Он был женат, и не раз, но, разумеется, неудачно.
Если его особенно сильно донимали упреками, Лерик прибегал к последнему и безотказному средству. Он закрывал глаза и говорил глухим голосом, как бы тщательно скрывая отчаяние: «Господи, на моих глазах отец застрелился, а вы…» Тарханов пустил себе пулю в рот, держа сына за руку, и о его потной ледяной руке Лерик мог рассказывать часами, заставляя слушателей не только прочувствовать весь ужас его жизни, но и искорчиться от стыда за рассказчика.

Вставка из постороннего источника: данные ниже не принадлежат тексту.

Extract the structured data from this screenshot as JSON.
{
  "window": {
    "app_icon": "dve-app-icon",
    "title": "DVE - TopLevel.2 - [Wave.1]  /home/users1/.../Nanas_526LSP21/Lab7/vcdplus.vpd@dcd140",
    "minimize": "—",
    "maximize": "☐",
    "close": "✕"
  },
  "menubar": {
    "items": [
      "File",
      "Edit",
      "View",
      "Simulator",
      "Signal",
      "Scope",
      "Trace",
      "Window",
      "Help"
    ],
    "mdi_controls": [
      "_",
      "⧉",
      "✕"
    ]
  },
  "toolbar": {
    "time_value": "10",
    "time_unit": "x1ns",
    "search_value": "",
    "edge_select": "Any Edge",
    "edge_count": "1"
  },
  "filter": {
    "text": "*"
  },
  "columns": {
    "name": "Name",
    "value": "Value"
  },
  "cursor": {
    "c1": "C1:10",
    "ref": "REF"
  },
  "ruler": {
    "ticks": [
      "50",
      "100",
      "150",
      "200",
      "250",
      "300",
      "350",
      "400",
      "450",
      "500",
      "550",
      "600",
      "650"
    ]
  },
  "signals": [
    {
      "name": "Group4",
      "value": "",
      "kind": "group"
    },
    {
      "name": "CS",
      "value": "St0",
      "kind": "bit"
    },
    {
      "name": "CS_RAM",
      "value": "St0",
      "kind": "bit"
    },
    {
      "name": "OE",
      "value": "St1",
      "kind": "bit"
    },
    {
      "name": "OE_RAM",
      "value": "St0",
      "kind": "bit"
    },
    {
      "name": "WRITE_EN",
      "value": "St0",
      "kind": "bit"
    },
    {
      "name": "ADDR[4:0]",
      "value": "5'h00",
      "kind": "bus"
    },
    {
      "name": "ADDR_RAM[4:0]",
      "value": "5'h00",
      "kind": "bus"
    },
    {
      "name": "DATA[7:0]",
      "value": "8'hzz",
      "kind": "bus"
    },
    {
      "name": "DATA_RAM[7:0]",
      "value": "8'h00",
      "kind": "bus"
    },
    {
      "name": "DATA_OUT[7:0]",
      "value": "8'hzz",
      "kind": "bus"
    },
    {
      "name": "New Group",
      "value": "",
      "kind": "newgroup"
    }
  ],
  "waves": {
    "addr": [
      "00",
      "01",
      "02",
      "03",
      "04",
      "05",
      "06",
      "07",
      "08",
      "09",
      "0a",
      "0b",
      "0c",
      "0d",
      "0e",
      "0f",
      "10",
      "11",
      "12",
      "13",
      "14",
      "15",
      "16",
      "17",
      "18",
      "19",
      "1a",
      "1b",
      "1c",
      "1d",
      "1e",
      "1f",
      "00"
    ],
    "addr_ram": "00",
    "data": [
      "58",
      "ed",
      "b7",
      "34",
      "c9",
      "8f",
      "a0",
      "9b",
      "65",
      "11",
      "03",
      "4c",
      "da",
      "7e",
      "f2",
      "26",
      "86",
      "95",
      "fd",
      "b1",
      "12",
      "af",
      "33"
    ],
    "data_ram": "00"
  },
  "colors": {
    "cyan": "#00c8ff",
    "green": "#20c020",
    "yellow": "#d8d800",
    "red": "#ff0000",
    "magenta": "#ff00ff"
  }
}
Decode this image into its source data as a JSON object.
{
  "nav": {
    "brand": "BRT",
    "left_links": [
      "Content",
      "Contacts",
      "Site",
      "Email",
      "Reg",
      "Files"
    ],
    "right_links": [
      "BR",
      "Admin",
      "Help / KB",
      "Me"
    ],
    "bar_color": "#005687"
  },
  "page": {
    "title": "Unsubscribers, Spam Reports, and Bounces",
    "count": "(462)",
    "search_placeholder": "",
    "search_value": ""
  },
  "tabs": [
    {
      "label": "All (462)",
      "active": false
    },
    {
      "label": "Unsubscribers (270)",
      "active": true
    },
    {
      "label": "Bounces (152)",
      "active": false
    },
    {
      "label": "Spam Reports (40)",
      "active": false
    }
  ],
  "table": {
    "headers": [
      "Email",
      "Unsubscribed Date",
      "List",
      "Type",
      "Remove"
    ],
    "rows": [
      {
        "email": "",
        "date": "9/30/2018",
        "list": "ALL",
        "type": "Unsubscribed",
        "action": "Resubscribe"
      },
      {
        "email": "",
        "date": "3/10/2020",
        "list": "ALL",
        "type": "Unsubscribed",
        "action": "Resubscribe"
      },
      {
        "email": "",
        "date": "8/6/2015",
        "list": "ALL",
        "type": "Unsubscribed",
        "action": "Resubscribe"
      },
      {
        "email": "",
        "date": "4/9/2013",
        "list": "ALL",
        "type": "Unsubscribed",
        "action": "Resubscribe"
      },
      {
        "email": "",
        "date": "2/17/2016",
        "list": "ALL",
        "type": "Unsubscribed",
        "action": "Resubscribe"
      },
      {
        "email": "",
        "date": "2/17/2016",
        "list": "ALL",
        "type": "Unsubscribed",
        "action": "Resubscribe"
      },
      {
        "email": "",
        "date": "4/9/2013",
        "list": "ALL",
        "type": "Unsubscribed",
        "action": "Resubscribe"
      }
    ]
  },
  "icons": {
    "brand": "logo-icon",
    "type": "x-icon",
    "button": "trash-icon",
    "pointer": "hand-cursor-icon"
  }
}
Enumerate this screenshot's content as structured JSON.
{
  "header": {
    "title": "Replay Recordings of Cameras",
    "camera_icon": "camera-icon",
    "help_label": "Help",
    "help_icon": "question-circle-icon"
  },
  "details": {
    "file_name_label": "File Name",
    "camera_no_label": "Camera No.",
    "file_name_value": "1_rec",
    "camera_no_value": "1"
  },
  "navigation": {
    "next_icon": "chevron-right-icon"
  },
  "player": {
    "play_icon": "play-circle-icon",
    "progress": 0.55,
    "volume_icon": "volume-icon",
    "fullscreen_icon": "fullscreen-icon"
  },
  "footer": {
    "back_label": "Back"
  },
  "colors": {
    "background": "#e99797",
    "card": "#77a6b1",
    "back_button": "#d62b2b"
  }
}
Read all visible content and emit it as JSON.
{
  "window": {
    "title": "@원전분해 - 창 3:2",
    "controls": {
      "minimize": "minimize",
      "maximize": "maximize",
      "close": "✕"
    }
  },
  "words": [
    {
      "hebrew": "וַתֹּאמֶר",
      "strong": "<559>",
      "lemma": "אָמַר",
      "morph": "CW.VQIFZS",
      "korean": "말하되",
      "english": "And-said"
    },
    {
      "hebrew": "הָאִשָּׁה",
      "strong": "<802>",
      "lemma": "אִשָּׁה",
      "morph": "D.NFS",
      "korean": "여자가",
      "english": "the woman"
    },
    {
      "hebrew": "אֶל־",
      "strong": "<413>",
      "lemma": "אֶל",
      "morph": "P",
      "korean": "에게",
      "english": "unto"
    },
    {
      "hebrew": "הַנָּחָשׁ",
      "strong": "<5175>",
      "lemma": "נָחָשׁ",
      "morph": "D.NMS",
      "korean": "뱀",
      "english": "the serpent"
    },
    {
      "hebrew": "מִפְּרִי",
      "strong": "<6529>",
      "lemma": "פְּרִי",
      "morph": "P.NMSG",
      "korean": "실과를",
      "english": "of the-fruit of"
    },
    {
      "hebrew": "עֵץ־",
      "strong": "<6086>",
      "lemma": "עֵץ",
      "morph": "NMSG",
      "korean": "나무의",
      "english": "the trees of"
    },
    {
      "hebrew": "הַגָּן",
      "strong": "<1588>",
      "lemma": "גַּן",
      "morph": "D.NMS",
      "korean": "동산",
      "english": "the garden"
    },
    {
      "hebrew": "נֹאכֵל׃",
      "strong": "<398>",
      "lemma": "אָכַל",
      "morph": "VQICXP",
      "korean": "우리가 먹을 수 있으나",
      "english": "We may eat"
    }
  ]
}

Не меньше беспокойства доставлял хозяйке дома Илья, сын Николаши и Алины. Высокий, синеглазый, легкий, веселый, этот шалый парень был всеобщим любимцем. Школу он окончил с золотой медалью, университет – с красным дипломом, но по специальности не работал ни дня. Борис устроил пасынка на необременительную должность в своей нефтяной компании, в управление международного сотрудничества. Хотя Тати никогда об этом не говорила, все считали, что ей хотелось бы женить Илюшу на Лизе, чтобы деньги Генерала не ушли из семьи. Но Илья только смеялся, когда с ним заговаривали об этом. Он даже не пытался ухаживать за Лизой, а Ксению, у которой при встрече с ним шея покрывалась красными пятнами, а на глазах выступали слезы, вообще не воспринимал как женщину. Гоночные автомобили и мотоциклы, прыжки с водопадов, купание с крокодилами, русская рулетка – вот что влекло его неудержимо. Из поездок по стране и из-за границы он часто возвращался с переломанными руками, ногами, ребрами, в гипсе, в корсете, ходил по двору на костылях (и раскрасневшаяся от счастья Ксения с такой преданностью ухаживала за ним, что у Нинон разрывалось сердце), но стоило ему почувствовать себя лучше, как он снова принимался за свое.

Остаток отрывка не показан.